The Truth About Vaping and Your Health
Nicotine is Brain-Altering
The nicotine molecule mimics several neurotransmitters—chemicals the brain uses to communicate between cells. One of these is acetylcholine, which stimulates overall brain activity. As nicotine exposure continues, the brain actually eliminates acetylcholine receptors, diminishing brain activity and requiring more and more nicotine to stimulate the brain. This can also lead to mood disorders and loss of impulse control. These changes can be permanent, and for a teen with a brain that’s still growing and developing, the results can be especially harmful.
Vaping is a Terrible Start
Nicotine also mimics dopamine, often called the “pleasure chemical.” Just as it does with acetylcholine receptors, the brain responds to overstimulation of dopamine receptors by eliminating some receptors and diminishing the effects of pleasurable activities. This is not only a major factor in nicotine addiction, but can lead people who vape or smoke to seek out other drugs and risky activities that deliver larger doses of dopamine or dopamine-like chemicals. This can lead to substance abuse disorders with other drugs, including cocaine.

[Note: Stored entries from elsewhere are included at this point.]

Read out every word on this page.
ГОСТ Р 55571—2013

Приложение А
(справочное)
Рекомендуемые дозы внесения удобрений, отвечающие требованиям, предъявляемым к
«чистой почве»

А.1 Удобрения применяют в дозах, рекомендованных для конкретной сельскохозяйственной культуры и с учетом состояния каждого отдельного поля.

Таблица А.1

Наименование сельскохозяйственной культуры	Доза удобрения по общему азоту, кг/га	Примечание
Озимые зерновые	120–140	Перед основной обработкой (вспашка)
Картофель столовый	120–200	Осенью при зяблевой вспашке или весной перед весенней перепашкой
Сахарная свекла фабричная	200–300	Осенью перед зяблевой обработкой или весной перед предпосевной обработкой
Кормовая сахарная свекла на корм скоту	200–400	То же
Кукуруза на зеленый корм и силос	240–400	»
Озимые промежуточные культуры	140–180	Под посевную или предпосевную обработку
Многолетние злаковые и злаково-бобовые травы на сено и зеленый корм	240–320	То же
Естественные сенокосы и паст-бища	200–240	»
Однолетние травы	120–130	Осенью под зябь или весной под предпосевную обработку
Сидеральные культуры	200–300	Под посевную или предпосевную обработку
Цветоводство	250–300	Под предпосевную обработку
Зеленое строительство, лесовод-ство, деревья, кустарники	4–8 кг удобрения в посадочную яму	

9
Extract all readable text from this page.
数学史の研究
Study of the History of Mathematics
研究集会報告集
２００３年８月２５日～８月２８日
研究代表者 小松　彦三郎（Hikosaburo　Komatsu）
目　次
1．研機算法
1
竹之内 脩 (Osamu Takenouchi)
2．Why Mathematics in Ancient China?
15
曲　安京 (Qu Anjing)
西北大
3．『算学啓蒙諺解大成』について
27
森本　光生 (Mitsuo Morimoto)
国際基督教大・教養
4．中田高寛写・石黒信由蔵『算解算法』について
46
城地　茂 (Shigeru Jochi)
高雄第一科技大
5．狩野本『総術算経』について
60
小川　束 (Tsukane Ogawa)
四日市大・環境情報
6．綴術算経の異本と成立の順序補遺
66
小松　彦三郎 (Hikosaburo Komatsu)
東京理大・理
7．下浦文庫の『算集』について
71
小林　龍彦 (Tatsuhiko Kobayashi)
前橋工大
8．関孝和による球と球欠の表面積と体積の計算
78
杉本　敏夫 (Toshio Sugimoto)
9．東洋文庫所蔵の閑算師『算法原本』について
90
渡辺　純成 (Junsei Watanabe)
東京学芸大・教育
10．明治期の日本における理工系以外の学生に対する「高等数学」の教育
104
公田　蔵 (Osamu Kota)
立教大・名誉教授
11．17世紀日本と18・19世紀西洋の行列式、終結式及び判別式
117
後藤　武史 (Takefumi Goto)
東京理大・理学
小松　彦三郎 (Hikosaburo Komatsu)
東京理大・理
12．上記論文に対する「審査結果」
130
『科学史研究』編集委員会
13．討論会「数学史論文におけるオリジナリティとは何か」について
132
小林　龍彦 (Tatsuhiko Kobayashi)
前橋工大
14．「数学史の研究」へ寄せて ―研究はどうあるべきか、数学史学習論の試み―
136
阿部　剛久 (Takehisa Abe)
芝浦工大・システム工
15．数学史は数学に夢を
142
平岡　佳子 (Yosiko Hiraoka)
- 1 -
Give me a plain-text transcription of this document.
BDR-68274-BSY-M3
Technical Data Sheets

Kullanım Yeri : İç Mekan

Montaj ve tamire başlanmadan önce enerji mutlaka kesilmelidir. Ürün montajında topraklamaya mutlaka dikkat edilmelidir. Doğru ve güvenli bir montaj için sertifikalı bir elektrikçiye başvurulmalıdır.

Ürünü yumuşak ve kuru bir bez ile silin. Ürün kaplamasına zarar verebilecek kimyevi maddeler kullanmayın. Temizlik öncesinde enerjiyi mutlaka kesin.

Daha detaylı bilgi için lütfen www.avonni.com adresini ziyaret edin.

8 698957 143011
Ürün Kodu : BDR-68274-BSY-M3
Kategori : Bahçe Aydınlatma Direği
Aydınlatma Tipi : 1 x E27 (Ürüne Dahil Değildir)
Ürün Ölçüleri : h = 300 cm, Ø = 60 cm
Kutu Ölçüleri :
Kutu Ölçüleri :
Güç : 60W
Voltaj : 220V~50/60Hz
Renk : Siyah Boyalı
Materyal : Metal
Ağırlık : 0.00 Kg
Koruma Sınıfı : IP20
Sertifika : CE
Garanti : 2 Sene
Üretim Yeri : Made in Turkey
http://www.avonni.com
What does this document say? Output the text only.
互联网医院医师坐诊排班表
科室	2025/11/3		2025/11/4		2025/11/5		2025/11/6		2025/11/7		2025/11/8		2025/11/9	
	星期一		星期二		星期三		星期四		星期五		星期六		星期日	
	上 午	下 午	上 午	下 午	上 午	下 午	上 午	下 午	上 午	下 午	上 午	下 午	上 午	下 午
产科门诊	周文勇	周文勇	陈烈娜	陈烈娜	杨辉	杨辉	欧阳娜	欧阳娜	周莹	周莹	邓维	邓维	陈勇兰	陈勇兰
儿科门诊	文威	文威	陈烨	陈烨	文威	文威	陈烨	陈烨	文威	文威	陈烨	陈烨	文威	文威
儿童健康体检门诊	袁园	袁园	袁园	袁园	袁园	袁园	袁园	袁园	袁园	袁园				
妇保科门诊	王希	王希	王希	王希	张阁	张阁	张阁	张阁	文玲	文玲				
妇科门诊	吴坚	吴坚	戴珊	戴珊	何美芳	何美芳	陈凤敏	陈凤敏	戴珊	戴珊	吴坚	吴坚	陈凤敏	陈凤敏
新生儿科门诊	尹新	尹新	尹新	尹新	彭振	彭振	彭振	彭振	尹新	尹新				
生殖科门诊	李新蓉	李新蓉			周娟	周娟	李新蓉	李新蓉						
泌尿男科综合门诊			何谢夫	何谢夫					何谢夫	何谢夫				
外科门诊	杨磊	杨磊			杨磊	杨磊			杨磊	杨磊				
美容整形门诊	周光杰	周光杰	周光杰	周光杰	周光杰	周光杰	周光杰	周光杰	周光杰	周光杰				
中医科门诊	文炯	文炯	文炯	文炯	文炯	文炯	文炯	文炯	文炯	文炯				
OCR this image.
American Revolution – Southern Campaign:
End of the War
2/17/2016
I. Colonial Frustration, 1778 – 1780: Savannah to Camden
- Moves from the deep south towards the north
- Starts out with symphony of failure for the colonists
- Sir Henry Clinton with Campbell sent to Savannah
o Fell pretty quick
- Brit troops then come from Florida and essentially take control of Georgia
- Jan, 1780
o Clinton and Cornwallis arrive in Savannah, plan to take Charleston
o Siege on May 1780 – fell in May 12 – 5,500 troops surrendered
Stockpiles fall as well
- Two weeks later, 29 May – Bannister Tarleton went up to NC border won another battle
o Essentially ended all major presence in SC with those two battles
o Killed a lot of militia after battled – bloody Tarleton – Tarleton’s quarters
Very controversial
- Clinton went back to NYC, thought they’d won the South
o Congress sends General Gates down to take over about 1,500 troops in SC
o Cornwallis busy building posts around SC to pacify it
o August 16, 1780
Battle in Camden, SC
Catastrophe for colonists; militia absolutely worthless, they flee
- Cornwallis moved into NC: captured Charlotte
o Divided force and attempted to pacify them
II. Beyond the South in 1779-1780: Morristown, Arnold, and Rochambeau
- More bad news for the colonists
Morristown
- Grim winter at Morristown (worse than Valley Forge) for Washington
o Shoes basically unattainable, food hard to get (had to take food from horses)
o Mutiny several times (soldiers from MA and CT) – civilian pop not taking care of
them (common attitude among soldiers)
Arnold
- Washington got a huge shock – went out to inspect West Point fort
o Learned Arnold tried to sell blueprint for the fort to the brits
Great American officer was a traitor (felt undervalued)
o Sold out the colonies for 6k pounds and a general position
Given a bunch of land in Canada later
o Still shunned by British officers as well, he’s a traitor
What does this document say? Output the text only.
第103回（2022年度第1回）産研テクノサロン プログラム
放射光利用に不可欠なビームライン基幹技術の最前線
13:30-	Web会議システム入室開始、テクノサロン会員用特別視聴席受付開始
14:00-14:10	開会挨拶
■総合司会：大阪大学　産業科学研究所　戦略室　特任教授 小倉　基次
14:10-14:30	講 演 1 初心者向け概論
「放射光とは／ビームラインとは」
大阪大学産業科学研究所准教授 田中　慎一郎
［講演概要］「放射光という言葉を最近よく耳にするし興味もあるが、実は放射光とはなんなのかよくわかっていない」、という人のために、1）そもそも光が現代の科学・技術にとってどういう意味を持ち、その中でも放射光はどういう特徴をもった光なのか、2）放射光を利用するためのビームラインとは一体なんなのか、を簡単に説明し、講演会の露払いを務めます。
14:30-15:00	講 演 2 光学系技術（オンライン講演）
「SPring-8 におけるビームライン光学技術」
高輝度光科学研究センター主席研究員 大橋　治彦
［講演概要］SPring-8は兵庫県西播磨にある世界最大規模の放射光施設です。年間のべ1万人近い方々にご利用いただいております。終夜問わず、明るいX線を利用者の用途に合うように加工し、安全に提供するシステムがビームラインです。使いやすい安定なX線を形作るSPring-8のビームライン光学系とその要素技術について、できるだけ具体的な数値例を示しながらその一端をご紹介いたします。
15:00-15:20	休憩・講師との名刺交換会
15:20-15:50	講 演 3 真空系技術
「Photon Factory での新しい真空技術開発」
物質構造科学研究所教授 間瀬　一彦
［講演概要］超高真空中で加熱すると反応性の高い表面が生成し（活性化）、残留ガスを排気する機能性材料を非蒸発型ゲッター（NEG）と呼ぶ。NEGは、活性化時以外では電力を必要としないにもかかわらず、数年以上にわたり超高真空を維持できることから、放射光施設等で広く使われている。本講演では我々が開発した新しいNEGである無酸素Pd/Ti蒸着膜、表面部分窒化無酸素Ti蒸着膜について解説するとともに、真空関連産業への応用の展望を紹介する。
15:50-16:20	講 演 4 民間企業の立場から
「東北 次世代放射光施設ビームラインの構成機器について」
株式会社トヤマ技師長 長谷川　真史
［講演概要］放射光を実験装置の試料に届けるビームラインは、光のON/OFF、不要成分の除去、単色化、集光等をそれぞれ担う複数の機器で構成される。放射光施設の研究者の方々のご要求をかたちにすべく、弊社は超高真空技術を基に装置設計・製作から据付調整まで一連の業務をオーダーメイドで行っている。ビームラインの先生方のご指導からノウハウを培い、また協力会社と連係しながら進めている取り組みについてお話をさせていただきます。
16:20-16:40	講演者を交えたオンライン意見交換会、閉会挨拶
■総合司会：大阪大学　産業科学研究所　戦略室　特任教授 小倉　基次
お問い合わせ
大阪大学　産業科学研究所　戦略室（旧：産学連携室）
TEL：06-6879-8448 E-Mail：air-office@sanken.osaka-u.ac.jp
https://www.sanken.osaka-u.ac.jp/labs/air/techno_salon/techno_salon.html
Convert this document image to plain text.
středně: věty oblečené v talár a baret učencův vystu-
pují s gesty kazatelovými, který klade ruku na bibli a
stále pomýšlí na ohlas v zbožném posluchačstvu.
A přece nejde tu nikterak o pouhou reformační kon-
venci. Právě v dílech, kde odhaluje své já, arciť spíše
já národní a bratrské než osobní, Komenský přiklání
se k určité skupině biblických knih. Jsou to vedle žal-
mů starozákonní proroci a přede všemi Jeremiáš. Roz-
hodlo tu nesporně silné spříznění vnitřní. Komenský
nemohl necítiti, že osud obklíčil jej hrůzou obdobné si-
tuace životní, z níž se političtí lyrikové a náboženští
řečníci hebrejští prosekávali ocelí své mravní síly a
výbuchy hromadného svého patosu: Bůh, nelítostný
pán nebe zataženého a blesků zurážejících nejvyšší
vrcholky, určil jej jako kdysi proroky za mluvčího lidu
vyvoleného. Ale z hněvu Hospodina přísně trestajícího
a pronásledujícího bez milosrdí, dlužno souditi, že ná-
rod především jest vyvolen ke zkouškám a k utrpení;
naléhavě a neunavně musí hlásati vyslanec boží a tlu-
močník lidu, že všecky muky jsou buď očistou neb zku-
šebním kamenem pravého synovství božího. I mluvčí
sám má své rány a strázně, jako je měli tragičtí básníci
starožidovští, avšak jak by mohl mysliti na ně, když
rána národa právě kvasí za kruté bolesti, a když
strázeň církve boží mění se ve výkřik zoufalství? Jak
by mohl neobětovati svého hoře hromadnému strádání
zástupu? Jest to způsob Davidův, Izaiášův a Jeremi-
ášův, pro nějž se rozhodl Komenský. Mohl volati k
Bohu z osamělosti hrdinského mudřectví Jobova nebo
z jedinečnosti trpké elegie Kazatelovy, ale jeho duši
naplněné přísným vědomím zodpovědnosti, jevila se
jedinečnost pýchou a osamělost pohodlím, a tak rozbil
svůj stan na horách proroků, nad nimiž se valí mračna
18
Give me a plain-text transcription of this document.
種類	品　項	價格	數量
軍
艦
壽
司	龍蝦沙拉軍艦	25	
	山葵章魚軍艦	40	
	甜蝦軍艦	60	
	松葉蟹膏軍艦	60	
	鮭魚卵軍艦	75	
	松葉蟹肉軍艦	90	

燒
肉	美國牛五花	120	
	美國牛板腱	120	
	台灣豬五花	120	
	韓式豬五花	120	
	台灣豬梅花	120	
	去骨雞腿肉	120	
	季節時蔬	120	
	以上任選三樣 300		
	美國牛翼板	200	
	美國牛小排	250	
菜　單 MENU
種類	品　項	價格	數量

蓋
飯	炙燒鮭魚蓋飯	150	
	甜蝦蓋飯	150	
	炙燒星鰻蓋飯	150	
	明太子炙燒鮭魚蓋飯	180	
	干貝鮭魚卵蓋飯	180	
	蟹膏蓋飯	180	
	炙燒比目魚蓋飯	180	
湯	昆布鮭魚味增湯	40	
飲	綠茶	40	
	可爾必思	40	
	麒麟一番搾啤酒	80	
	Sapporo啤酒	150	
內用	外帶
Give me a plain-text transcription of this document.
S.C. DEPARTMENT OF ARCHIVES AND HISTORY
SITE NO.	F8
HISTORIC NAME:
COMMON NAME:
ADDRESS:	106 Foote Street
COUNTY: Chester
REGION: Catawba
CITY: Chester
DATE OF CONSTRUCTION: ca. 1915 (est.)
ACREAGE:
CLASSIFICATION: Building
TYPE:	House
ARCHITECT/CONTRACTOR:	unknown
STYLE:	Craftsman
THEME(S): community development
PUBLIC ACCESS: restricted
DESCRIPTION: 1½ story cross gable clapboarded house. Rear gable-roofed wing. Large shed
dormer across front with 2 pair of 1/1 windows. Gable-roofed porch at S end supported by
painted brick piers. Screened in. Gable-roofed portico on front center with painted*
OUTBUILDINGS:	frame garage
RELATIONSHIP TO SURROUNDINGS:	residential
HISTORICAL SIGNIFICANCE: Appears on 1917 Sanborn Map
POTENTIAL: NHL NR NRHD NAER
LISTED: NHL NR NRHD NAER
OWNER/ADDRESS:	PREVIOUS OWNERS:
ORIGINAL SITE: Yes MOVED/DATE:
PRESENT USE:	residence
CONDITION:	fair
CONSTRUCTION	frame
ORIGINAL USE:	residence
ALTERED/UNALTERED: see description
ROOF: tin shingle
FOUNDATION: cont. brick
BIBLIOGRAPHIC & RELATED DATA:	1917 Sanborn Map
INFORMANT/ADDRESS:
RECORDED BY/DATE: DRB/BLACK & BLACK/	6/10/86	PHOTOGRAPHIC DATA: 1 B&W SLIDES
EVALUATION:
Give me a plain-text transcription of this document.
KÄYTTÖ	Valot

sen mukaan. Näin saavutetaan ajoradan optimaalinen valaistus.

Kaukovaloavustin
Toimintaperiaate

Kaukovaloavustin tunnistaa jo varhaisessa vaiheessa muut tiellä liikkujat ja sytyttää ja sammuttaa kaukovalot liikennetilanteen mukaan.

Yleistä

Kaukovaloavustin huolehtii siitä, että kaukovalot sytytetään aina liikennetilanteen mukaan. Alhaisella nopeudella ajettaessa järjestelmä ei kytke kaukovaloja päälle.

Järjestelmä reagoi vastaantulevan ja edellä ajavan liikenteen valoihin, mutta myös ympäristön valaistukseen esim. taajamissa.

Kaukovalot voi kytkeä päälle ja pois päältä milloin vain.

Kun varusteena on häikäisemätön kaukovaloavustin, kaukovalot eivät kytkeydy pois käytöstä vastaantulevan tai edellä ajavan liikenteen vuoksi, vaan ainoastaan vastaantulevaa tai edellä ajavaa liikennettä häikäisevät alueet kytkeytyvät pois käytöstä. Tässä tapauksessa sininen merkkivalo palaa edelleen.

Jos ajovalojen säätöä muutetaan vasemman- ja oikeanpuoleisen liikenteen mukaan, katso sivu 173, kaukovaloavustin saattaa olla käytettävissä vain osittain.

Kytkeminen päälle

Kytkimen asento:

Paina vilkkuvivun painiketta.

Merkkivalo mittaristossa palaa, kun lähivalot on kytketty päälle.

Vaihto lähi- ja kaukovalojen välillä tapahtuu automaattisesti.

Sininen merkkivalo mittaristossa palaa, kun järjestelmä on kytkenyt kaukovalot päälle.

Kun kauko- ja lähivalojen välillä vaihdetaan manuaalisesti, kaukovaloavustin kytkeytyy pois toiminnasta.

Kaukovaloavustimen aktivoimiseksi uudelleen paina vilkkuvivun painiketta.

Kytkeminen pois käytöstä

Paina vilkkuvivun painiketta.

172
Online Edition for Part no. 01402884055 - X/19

EVALI: Vaping-Induced Lung Damage
Vaping doesn’t just affect the brain. In early 2020, a frightening new disorder was identified, referred to as E-cig/vaping associated lung injury, or EVALI. This condition shows up as sudden and severe lung damage, and can even be fatal. Informal, illegal, and homemade vape products seem to be the primary culprit, though information is still unclear. While researchers may have identified Vitamin E acetate as the primary culprit, no part of vaping is safe.
Other Impacts on the Body
The chemical impacts on the brain and the direct damage done to the lungs ought to be enough to turn people away from vaping and smoking. The risk of addiction—to nicotine and to other drugs—should also make people wary. But the ill effects don’t stop there. Nicotine can contribute to cardiovascular problems like high blood pressure, heart attack, and stroke. We’ve long known that smoking cigarettes can lead to mouth, throat, and lung cancer; and the data on vaping is still coming in, but it appears possible that similar cancers can develop from prolonged vaping. With the other problems we know vaping causes, why take the risk?
Vaping and COVID-19
There is also evidence that vaping and smoking—-inhaling any superheated vapor or smoke into the lungs—may worsen the effects of COVID-19, including in young people. Though there is still much to learn about this disease and the coronavirus that causes it, one of the reasons it may affect teens and young people less severely than older adults is that they simply have younger, more resilient lung tissue. Activities that damage and prematurely age the lungs, including smoking and vaping, leave young people more susceptible to more severe symptoms.